Clinical Trial Details
— Status: Completed
Administrative data
NCT number |
NCT05489341 |
Other study ID # |
CMO2016-3045-Project-20011 |
Secondary ID |
|
Status |
Completed |
Phase |
|
First received |
|
Last updated |
|
Start date |
February 1, 2022 |
Est. completion date |
November 1, 2023 |
Study information
Verified date |
July 2022 |
Source |
Radboud University Medical Center |
Contact |
n/a |
Is FDA regulated |
No |
Health authority |
|
Study type |
Observational
|
Clinical Trial Summary
The PI-CAI challenge aims to validate the diagnostic performance of artificial intelligence
(AI) and radiologists at clinically significant prostate cancer (csPCa) detection/diagnosis
in MRI, with respect to histopathology and follow-up (≥ 3 years) as reference. The study
hypothesizes that state-of-the-art AI algorithms, trained using thousands of patient exams,
are non-inferior to radiologists reading bpMRI. As secondary end-points, it investigates the
optimal AI model for csPCa detection/diagnosis, and the effects of dynamic contrast-enhanced
imaging and reader experience on diagnostic accuracy and inter-reader variability.
Description:
Prostate cancer (PCa) is one of the most prevalent cancers in men worldwide. One million men
receive a diagnosis and 300,000 die from clinically significant PCa (csPCa) (defined as
ISUP≥2), each year, worldwide. Multiparametric magnetic resonance imaging (mpMRI) is playing
an increasingly important role in the early diagnosis of prostate cancer, and has been
recommended by the European Association of Urology (EAU), prior to biopsies. However, current
guidelines for reading prostate mpMRI (i.e. PI-RADS v2.1) follow a semi-quantitative
assessment that mandates substantial expertise for proper usage. This can lead to low
inter-reader agreement (<50%), sub-optimal interpretation and overdiagnosis.
Modern artificial intelligence (AI) algorithms have paved the way for powerful computer-aided
detection and diagnosis (CAD) systems that rival human performance in medical image analysis.
Clinical trials are the gold standard for assessing new medications and interventions in a
controlled and comparative manner, and the equivalent for developing AI algorithms are
international competitions or "grand challenges", where increasingly large datasets are
released to public to solve clinically relevant tasks with AI. Grand challenges can address
the lack of trust, scientific evidence and adequate validation among AI solutions, by
providing the means to compare algorithms against each other using common datasets and a
unified experimental setup.
PI-CAI (Prostate Imaging: Cancer AI) is an all-new grand challenge, with over 10,000
carefully-curated prostate MRI exams to validate modern AI algorithms and estimate
radiologists' performance at csPCa detection and diagnosis. Key aspects of the study design
have been established in conjunction with an international, multi-disciplinary scientific
advisory board (16 experts in prostate AI, radiology and urology) -to unify and standardize
present-day guidelines, and to ensure meaningful validation of prostate-AI towards clinical
translation.
The 2022 edition of PI-CAI will focus on validating AI at automated 3D detection and
diagnosis of csPCa in bpMRI. PI-CAI primarily consists of two sub-studies:
- AI Study (Grand Challenge): An annotated multi-center, multi-vendor dataset of 1500
bpMRI exams (including their clinical and acquisition variables) is made publicly
available for all participating teams and the research community at large. Teams can use
this dataset to develop AI models, and submit their trained algorithms (in Docker
containers) for evaluation. At the end of this open development phase, all algorithms
are ranked, based on their performance on a hidden testing cohort of 1000 unseen scans.

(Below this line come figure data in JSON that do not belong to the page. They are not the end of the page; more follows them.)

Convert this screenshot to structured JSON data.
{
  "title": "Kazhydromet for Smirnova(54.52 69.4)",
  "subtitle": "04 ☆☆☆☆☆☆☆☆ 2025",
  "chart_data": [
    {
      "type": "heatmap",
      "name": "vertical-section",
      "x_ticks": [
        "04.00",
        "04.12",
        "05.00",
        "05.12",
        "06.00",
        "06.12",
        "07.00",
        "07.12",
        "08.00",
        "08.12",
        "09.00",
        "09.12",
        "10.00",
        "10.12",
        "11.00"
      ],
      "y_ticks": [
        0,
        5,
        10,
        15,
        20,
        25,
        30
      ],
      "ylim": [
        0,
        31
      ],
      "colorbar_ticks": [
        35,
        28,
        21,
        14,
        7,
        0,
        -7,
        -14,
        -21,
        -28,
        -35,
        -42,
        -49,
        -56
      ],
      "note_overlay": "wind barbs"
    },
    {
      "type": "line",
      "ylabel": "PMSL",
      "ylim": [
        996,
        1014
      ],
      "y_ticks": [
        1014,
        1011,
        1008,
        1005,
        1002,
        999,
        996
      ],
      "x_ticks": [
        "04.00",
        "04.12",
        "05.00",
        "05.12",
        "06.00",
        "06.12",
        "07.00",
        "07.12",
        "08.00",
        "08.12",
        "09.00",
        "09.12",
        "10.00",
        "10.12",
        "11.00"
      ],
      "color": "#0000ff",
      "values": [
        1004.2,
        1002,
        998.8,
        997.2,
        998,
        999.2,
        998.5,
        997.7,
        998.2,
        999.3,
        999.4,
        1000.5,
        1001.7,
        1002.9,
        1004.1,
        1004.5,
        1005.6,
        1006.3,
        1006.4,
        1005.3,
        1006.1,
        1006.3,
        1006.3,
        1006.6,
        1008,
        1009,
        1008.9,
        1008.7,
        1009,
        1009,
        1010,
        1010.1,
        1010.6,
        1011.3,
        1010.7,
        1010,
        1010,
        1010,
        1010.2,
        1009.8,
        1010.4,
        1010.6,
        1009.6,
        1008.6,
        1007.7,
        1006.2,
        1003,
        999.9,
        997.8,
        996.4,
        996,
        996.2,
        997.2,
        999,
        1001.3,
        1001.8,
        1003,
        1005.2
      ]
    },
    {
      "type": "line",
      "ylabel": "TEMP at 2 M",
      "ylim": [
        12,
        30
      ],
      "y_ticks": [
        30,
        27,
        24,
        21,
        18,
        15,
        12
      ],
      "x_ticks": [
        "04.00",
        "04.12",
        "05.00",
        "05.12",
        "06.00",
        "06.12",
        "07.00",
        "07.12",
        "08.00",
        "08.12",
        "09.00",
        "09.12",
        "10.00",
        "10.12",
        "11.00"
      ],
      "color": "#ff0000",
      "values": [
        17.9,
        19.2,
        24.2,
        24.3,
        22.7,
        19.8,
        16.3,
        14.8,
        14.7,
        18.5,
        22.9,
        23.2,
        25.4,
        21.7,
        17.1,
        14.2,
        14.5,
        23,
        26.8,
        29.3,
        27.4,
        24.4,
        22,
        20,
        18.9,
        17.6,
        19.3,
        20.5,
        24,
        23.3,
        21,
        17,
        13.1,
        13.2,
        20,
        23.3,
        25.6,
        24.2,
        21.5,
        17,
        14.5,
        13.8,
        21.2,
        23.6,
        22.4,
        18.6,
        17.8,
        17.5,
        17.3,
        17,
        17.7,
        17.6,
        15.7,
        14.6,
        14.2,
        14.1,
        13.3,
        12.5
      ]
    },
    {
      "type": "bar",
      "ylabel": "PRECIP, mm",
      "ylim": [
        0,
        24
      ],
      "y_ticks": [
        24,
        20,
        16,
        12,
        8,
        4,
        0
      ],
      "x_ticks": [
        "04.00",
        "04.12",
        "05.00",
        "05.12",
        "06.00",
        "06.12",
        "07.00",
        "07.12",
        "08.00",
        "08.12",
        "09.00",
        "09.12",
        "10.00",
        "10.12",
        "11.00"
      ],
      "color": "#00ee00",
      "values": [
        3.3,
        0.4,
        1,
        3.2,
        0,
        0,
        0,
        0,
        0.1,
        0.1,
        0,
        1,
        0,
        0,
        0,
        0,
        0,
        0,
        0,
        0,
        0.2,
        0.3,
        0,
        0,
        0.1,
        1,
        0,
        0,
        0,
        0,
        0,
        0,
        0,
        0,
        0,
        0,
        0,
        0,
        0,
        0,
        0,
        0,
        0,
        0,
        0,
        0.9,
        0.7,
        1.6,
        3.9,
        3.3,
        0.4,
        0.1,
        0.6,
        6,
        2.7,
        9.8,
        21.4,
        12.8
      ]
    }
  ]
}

In the closed testing phase, organizers retrain the top-ranking 5 AI algorithms using a
larger dataset of 7500-9500 bpMRI scans (including additional training scans from a
private dataset). Finally, their performance is re-evaluated on the hidden testing
cohort (with rigorous statistical analyses), to determine the top 3 AI algorithms for
automated 3D detection and diagnosis of csPCa in bpMRI (i.e. the winners of the grand
challenge).
- Reader Study: 50+ international prostate radiologists perform a reader study using a
subset of 400 scans from the hidden testing cohort. For each case, radiologists complete
their assessments in two rounds. At first, using clinical and acquisition variables plus
bpMRI sequences only, enabling head-to-head comparisons against AI trained on the same.

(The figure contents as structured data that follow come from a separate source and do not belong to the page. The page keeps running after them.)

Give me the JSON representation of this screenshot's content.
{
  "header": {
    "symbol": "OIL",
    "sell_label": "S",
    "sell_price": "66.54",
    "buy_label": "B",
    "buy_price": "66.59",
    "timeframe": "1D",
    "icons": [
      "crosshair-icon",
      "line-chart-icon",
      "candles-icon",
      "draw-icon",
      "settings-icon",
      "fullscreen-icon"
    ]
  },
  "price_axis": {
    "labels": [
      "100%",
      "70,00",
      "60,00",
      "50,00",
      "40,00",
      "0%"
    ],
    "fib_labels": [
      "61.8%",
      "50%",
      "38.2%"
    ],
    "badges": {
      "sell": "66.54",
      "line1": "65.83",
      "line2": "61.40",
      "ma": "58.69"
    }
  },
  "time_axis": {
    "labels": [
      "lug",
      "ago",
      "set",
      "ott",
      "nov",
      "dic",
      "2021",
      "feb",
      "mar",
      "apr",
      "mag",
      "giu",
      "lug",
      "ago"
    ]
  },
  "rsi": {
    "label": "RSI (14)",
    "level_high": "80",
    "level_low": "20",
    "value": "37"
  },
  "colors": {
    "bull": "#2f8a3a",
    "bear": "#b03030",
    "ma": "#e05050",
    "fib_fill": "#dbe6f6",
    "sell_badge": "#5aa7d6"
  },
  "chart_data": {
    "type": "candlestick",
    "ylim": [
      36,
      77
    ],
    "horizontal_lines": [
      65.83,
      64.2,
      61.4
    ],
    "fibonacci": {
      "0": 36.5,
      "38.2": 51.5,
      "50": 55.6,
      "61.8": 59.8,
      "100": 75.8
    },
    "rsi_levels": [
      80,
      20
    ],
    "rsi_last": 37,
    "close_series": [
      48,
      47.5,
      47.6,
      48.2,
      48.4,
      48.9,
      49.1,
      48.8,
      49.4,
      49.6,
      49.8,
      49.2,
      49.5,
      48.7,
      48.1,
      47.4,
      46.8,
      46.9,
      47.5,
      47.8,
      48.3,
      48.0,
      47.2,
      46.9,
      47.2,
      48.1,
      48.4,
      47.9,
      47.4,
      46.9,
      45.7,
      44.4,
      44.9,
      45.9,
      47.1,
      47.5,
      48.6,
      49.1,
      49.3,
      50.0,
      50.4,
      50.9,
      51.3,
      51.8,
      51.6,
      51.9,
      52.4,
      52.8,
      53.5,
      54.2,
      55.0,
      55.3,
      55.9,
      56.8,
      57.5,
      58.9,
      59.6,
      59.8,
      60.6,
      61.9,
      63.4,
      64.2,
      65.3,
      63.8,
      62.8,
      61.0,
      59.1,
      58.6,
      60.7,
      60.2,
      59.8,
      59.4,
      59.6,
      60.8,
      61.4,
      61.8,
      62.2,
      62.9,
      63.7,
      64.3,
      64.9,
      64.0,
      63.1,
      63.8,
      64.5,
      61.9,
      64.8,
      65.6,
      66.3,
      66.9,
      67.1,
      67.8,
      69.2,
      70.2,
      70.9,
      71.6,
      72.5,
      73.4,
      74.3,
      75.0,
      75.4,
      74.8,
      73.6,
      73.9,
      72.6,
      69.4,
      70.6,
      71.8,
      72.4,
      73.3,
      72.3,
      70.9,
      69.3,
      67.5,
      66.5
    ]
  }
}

And then, using clinical and acquisition variables plus full mpMRI sequences, enabling
comparisons between AI and current clinical practice (PI-RADS v2.1). Overall, the goal
of this study is to estimate the performance of the average radiologist at detection and
diagnosis of csPCa in MRI.
In the end, PI-CAI aims to benchmark state-of-the-art AI algorithms developed in the grand
challenge, against prostate radiologists participating in the reader study -to evaluate the
clinical viability of modern prostate-AI solutions at csPCa detection and diagnosis in MRI.